NZD/USD struggled to capitalize on a nice rebound from the previous day’s sub-0.6100 level or a one-week low and attracted some sellers during Wednesday’s Asian session. Spot prices are currently trading around 0.6135, down 0.10% on the day, but lacked follow-through selling amid a weaker tone for the U.S. dollar.

The U.S. Dollar Index (DXY), which tracks the greenback against a basket of currencies, hovered near a one-week low hit the previous day as expectations mounted that the Federal Reserve (FED) would soon cut interest rates. Such expectations were boosted by weak U.S. retail sales data on Tuesday, which showed signs of fatigue among U.S. consumers. This came on the back of weak U.S. consumer and producer prices last week, supporting the prospect of an imminent rate-cutting cycle by the Fed in September.

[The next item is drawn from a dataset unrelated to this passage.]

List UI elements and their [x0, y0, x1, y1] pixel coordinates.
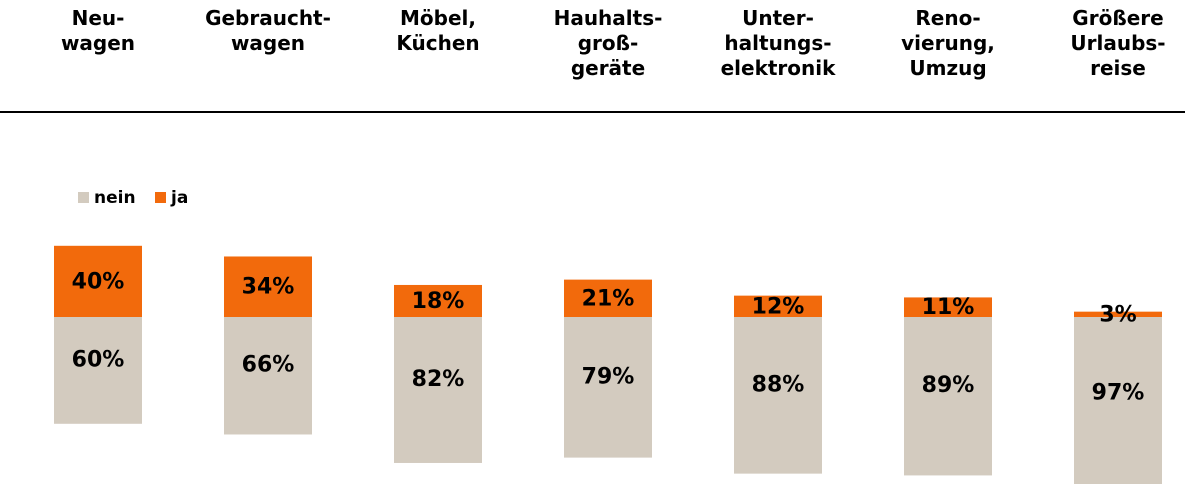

Apart from this, the bullish tone in global equities also weakened the status of the safe-haven U.S. dollar and could provide support to the risk-sensitive New Zealand dollar. Nonetheless, mixed economic data released by China on Monday highlighted a bumpy recovery in the world’s second-largest economy, weighing on risk currencies including the NZD. In addition to this, comments from Paul Conway, chief economist of the Reserve Bank of New Zealand (RBNZ), also weighed on the NZD/USD pair.

Conway noted that inflation may be firm in the short term, but could fall faster than expected in the medium term. This in turn will keep bullish traders on the sidelines ahead of New Zealand’s first quarter economic growth data, which will be released on Thursday. Meanwhile, with Wednesday being a US banking holiday, there is no relevant economic data in the market and trading volumes are relatively thin, in which case US dollar price dynamics may continue to influence NZD/USD.